What was the last book you put down before you finished it?

Elizabeth Fenn’s Pox Americana, about the smallpox epidemic that coincided with the American Revolution. It’s a great bit of scholarship, but I got the gist of it and moved on.

What UChicago course book left the biggest impression on you?

[Anne Robert Jacques] Turgot’s essay “On Foundations,” because its thesis, that human institutions outlive their original purpose and get adapted (or abused) to suit the needs of the present, struck me then and seems to this day as reliably true, and not merely for the society the Encyclopedists cast a caustic eye upon in the middle of the 18th century.

As an editor I can shamelessly admit that it can be easier to edit something that exists or adapt it to your purpose than it is to conjure up something entirely new. Is that merely an invitation into a career spent in derivative riffing, or is it how we build from what we inherit its own form of art?
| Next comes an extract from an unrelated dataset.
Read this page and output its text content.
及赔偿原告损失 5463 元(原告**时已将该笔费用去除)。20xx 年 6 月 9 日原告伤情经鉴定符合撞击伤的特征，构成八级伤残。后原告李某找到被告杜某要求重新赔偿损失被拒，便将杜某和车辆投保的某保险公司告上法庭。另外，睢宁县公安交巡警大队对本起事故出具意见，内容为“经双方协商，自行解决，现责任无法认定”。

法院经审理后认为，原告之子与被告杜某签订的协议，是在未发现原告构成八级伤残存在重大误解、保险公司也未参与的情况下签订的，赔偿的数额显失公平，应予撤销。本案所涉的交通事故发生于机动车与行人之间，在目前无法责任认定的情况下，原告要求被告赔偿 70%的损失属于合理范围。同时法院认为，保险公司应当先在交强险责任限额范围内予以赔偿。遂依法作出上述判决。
I think we can all struggle to find answers we like best, and that’s OK. In journalism the mastery of storytelling can explore, but it cannot invent.

What book changed your life?

Baseball Prospectus, which I wrote for, would be the cheap/easy answer, because it set me on my career course in sports journalism. But the book that really started shaping how I thought about baseball? Earl Weaver’s Weaver on Strategy: The Classic Work on the Art of Managing a Baseball Team, which I loved so much that two decades later I acquired the rights to republish it—and interviewed Earl Weaver for the new, updated edition, which wound up being one of my single favorite interviews. I haggled for 90 minutes with his agent, but we wound up spending all day together trading baseball stories.

What person, alive or dead, would you want to write your life story?

Ursula K. Le Guin. Her empathy for the Other was transcendent.

What’s your least useful talent?

My impression of the late Alan Rickman had he ever played a cow. Merrrrr.

Tell us the best piece of advice you’ve received—or the worst.

“But wouldn’t you rather go to Yale?”

What advice would you give to a brand-new Maroon?

Yes, you’re there to learn, but the most important opportunity you have is to learn about yourself, on your terms, in what you do now that you’re here, and how you choose to go about it. There’s no right answer, save the one that is right for you.

What did you learn at UChicago that still benefits you today?

Follow your curiosity, and never fully satisfy it.

What’s your most vivid UChicago memory in two sentences or fewer?

The day the lightbulb went off reading Tacitus’s Annals and realizing that he was an unreliable narrator, projecting onto the Roman Republic imagined virtues he perhaps believed, but was particularly intent on making you believe.